Weekly Market Update: July 24, 2023

Alex Ralicki |

The inflation outlook continues to improve. This was reflected in the June price data, which showed slowing growth on both the consumer and producer (wholesale) levels. On a 12-month basis, the Consumer and Producer Price Indexes were down notably from 2022 highs, with the latter running near the Federal Reserve’s target growth rate of 2.0%.

This has created a “Goldilocks” scenario for Wall Street. The cooling inflation figures have been accompanied by mostly better-than-expected economic data of late. Treasury market yields and the value of the U.S. dollar retreated on the price data, giving a boost to equities. A resilient consumer, supported by a still healthy labor market, also assuages concerns about a “hard landing” for the U.S. economy. It should be noted that consumer sentiment in early July, as measured by the University of Michigan, rose sharply.

Second-quarter earnings season got off to an encouraging start. Investors were eyeing the latest results from the big money center banks, given the early spring turmoil for the regional lenders. Those results included profit gains and, even more heartening, minimal red flags, such as abnormally large increases in loan loss reserves, which are accounts created to provide capital for potential loan defaults. Overall, the current expectation is that earnings for the S&P 500 companies fell about 7% in the second period, which would mark the third-straight quarterly decline in profits.
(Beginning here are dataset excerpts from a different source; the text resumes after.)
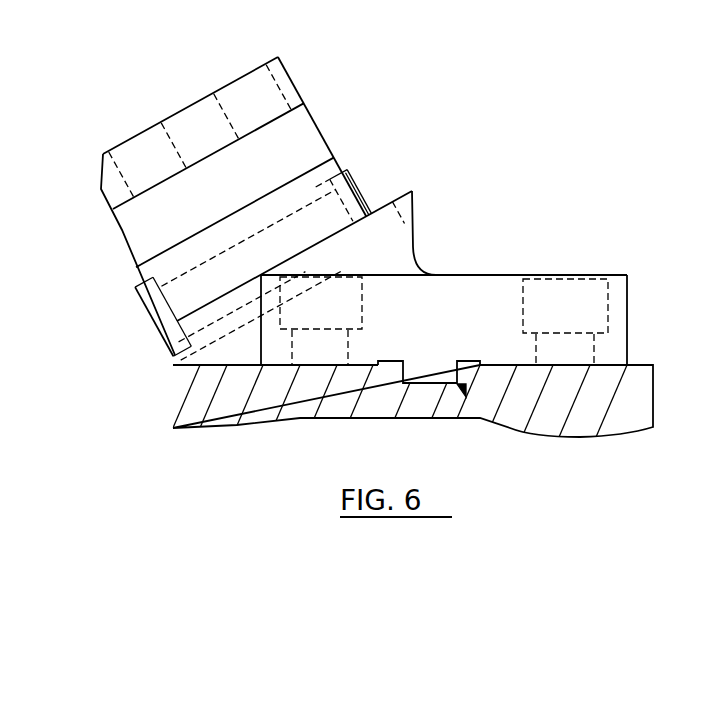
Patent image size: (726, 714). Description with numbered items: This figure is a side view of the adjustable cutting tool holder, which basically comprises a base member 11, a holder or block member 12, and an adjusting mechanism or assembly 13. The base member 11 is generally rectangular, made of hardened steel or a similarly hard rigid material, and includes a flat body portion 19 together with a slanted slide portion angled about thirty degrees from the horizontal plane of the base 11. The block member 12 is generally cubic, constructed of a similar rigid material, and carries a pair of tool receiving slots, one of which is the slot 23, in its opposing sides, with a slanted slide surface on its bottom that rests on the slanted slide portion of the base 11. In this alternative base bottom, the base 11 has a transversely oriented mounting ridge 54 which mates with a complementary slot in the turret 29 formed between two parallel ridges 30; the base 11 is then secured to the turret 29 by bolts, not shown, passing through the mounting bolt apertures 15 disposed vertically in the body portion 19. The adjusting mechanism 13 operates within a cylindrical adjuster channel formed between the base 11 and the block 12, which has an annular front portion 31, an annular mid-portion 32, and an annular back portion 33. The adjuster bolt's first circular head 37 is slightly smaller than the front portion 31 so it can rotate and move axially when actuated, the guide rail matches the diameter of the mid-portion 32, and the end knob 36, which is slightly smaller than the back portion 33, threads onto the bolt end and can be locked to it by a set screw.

The base member 11 is at (605, 239).
The block member 12 is at (116, 107).
The adjusting mechanism 13 is at (136, 328).
The mounting bolt apertures 15 is at (352, 305).
The flat body portion 19 is at (627, 276).
The tool receiving slot 23 is at (184, 222).
The turret 29 is at (175, 428).
The parallel ridges 30 is at (403, 372).
The annular front portion 31 is at (148, 284).
The annular mid-portion 32 is at (229, 241).
The annular back portion 33 is at (328, 183).
The end knob 36 is at (349, 174).
The first circular head 37 is at (140, 297).
The mounting ridge 54 is at (467, 388).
The next few Federal Open Market Committee (FOMC) meetings will be highly scrutinized. The Fed is expected to raise the federal funds rate by a quarter point, to 5.25%-5.50%, at this week's meeting. Beyond that, we think the central bank should be wary of over-tightening the monetary reins and hurting the consumer and labor sectors. The U.S. money supply continues to shrink and the accompanying higher rate environment will make it much harder for consumers, businesses, and the government to meet their debt obligations. This scenario would be detrimental to economic expansion.

Conclusion: Equities have continued to recover from a difficult performance in 2022. However, with corporate earnings still on the decline and the Fed maintaining its hawkish monetary stance, we recommend holding stocks of high-quality companies.